Не унимался королевич:
– Почему же, сестрица, я ни разу не видел короля-батюшки, королевы-матушки и девятерых братьев? Для чего они от меня прячутся?
Качала головой бедняжка Настасья:
– Ох, ты, горе мое! Не они от нас прячутся, а тебя я от них прячу. Они уж думают, что ты умер давно. За двенадцать лет ни разу про дитя не спросили, – здесь нахмурилась девушка, правду брату открыла: – Злая колдунья, прикинувшись нищенкой-побродяжкой, тебя, младенца, перед всеми оговорила. Сказала, что женишься ты на сестре, на мне то есть. Или как-то похоже выразилась – я не помню, маленькая была. И тогда от тебя отказалась родня – убить хотели, на съедение свиньям отдать; выбросить велели тебя за ворота. Но разве я могла так поступить с братом? Сама еще дитя, тебя в своем тереме спрятала. Тайно кормила, тайно купала, тайно наряжала – говорила, что в куклы играю. И вот, тайно вырастила!

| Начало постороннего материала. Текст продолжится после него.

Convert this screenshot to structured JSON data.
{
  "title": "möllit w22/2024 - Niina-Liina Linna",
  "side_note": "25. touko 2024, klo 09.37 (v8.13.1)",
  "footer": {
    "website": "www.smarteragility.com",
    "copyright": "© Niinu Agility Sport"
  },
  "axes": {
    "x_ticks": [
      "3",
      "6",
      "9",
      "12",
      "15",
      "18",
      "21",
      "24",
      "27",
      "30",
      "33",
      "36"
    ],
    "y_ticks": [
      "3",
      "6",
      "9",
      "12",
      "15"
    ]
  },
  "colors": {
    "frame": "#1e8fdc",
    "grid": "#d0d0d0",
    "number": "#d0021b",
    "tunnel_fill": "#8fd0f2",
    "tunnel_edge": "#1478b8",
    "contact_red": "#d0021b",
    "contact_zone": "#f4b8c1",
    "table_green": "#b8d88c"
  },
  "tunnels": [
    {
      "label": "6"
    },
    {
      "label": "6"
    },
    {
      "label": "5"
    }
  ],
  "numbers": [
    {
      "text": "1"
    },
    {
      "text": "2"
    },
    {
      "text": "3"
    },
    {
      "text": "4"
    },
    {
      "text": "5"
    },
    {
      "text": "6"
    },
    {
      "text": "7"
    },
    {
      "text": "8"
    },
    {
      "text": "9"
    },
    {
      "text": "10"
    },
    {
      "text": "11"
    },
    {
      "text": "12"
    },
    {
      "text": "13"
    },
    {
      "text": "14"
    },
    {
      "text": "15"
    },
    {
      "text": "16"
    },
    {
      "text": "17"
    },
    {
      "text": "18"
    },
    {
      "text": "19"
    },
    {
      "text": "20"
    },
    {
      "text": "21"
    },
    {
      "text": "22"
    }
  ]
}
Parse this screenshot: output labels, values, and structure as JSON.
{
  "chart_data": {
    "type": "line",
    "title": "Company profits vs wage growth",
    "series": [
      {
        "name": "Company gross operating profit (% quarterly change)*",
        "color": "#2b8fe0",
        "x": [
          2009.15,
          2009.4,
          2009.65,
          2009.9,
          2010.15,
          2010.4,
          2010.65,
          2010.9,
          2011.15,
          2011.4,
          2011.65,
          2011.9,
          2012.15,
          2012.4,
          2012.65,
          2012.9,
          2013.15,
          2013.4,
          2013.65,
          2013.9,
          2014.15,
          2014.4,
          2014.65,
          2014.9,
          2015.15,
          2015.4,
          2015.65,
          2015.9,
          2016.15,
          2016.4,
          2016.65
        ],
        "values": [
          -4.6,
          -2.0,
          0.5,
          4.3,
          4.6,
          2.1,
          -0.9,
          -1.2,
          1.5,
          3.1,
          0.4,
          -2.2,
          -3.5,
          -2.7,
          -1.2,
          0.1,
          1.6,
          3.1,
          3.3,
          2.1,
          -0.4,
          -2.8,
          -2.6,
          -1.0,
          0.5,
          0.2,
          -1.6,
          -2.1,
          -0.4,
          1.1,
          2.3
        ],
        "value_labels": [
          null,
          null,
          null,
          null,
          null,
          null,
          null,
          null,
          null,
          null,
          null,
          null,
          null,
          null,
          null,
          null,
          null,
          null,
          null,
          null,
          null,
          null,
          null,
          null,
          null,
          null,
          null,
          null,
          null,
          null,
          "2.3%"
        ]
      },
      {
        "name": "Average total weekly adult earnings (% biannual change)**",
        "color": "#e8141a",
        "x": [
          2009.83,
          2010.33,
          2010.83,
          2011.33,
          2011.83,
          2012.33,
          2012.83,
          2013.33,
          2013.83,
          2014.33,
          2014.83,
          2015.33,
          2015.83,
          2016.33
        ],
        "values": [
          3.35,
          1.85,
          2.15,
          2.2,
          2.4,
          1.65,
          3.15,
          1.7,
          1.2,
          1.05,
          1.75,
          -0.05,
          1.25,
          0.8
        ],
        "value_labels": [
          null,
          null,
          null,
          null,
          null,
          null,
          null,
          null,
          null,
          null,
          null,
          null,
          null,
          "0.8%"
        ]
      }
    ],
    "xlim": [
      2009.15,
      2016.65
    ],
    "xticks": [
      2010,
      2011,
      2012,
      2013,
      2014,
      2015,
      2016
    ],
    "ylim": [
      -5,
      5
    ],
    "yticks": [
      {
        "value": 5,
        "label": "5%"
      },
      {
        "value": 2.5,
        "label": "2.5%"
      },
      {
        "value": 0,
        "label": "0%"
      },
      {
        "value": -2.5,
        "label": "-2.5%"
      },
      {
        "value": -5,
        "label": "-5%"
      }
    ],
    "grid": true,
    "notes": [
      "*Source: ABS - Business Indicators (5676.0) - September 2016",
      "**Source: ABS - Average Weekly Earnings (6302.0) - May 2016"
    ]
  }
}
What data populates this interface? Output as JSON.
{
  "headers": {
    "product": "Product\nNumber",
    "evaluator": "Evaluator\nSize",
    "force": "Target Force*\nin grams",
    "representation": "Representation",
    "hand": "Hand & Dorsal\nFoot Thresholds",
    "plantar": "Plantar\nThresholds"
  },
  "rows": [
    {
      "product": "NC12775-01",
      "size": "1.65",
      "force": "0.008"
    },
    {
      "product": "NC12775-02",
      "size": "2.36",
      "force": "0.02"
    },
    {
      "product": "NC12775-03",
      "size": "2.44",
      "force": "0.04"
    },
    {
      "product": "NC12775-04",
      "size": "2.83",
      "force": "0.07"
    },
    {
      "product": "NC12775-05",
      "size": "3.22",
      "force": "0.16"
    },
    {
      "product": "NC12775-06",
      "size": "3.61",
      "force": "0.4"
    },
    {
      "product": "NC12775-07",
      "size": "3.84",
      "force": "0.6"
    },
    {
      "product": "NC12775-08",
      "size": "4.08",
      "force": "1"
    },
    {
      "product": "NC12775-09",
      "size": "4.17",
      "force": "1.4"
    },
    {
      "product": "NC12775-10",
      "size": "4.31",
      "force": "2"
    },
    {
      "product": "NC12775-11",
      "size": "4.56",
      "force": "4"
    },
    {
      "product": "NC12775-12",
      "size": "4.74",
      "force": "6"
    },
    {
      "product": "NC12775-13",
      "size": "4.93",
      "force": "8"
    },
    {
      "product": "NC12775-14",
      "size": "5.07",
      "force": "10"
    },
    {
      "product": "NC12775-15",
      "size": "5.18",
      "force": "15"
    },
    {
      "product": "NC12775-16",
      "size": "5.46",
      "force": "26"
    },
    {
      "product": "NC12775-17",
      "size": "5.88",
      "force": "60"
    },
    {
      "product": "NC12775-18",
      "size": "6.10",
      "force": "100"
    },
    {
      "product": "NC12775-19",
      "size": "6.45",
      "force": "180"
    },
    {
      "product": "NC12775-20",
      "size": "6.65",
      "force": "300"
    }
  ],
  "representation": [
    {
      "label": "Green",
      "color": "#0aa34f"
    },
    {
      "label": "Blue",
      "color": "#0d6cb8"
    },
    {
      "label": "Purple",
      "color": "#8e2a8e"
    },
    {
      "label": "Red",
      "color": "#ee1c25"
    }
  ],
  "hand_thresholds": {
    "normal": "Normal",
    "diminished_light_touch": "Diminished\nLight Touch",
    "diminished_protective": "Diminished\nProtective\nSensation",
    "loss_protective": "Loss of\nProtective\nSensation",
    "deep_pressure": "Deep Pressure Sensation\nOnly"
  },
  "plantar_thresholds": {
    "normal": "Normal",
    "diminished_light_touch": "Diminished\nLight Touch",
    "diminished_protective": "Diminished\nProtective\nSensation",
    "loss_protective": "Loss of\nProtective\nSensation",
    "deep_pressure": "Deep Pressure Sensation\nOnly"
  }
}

Погрустнел после этого разговора мальчик; удрученный ходил по палатам Михайло Петрович, королевский сын. Думу какую-то думал, на окошки косился. Семь дней маялся, на восьмой день сестрице в ножки упал:
– Сестрица любимая, Настасья-королевична! Ты меня от смерти спасла, ты меня выкормила, выходила... Сделай же для меня еще одно дело! Больше ни о чем не попрошу...
Растрогалась сестрица, руками всплеснула:
– Что за беда! Все для тебя сделаю – проси чего хочешь. Ты же братик мой любимый!
Разгорелись глаза у Михайлушки:
– Сходи к батюшке, сестрица, к могущественному королю, попроси у него доброго коня, а также сабельку острую попроси и копье богатырское, и черкасское седло, и доспехи крепкие – все как для богатыря, о котором ты мне книжку читала. Хочу я поехать со двора, мир посмотреть – тот, что изредка добрым бывает и часто жестоким.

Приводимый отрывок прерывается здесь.